Nous venons de voir que la notion de terroir se rapporte à un concept polysémique, abstrait, intraduisible, difficile à définir et à délimiter et pourtant si souvent usité de part sa force marketing, sa portée symbolique et marchande et son aspect concis et frappant. Pour autant, bien que ce terme soit si largement diffusé et usité, nous sommes bien loin d'avoir percé tous les facteurs et les mystères qui l'entourent. Nous esquisserons ici l'ensemble des facteurs connus pouvant avoir un impact sur la typicité finale d'un produit laitier et/ou sur la qualité fromagère du lait.

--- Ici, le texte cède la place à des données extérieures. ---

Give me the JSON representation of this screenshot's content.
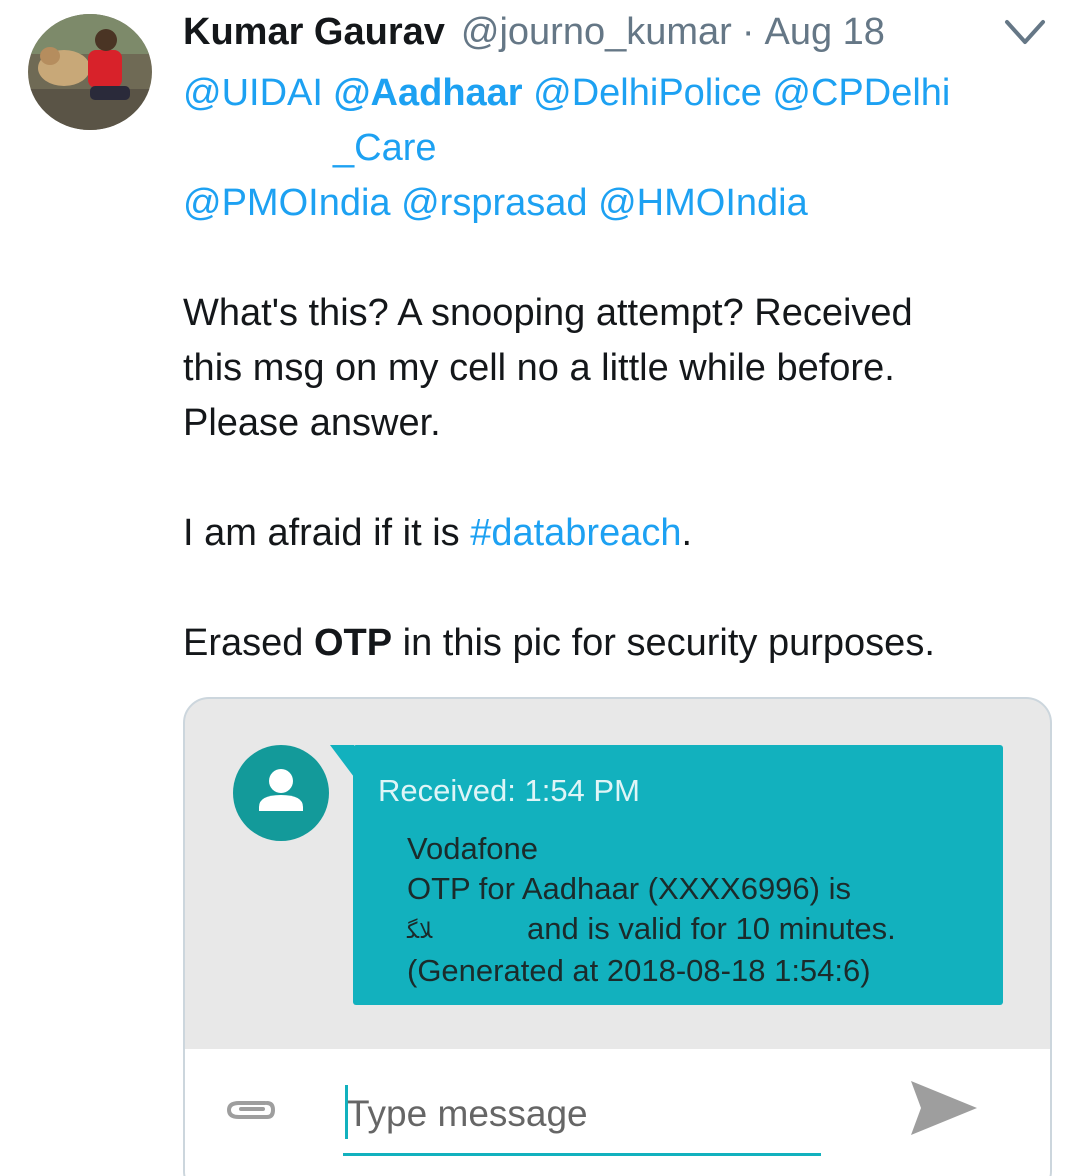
{
  "tweet": {
    "author_name": "Kumar Gaurav",
    "handle": "@journo_kumar",
    "separator": "·",
    "date": "Aug 18",
    "mentions_line1": [
      "@UIDAI",
      "@Aadhaar",
      "@DelhiPolice",
      "@CPDelhi"
    ],
    "mentions_line2": "_Care",
    "mentions_line3": [
      "@PMOIndia",
      "@rsprasad",
      "@HMOIndia"
    ],
    "body_line1": "What's this? A snooping attempt? Received",
    "body_line2": "this msg on my cell no a little while before.",
    "body_line3": "Please answer.",
    "afraid_prefix": "I am afraid if it is ",
    "hashtag": "#databreach",
    "afraid_suffix": ".",
    "erased_prefix": "Erased ",
    "erased_bold": "OTP",
    "erased_suffix": " in this pic for security purposes."
  },
  "sms": {
    "received": "Received: 1:54 PM",
    "line1": "Vodafone",
    "line2": "OTP for Aadhaar (XXXX6996) is",
    "redacted_scribble": "ﻼﮕ",
    "line3_rest": "and is valid for 10 minutes.",
    "line4": "(Generated at 2018-08-18 1:54:6)",
    "placeholder": "Type message"
  },
  "colors": {
    "link": "#1da1f2",
    "bubble": "#12b1be",
    "contact_avatar": "#139a9a",
    "muted": "#657786"
  },
  "icons": [
    "chevron-down-icon",
    "person-icon",
    "paperclip-icon",
    "send-icon"
  ]
}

Pour ce faire, nous envisagerons le terroir telle une galaxie dans laquelle gravite une multitude de facteurs indexés d'une côte d'impact. Afin de dessiner les pourtours de cette galaxie, empruntons aux mathématiciens un plan à 3 dimensions. Ce plan est constitué d'un espace découpé en trois axes qui forment un plan dans lequel chacun des axes permet de fournir les coordonnées géométriques d'un point figuré dans cet espace. Les trois axes sont l'axe des abscisses, l'axe des ordonnées et l'axe de côte. Le point de rencontre des trois axes est gradué 0 et nommé point d'origine. Ce plan nous aidera à mieux se représenter les facteurs qui entrent en jeu dans la notion de terroir.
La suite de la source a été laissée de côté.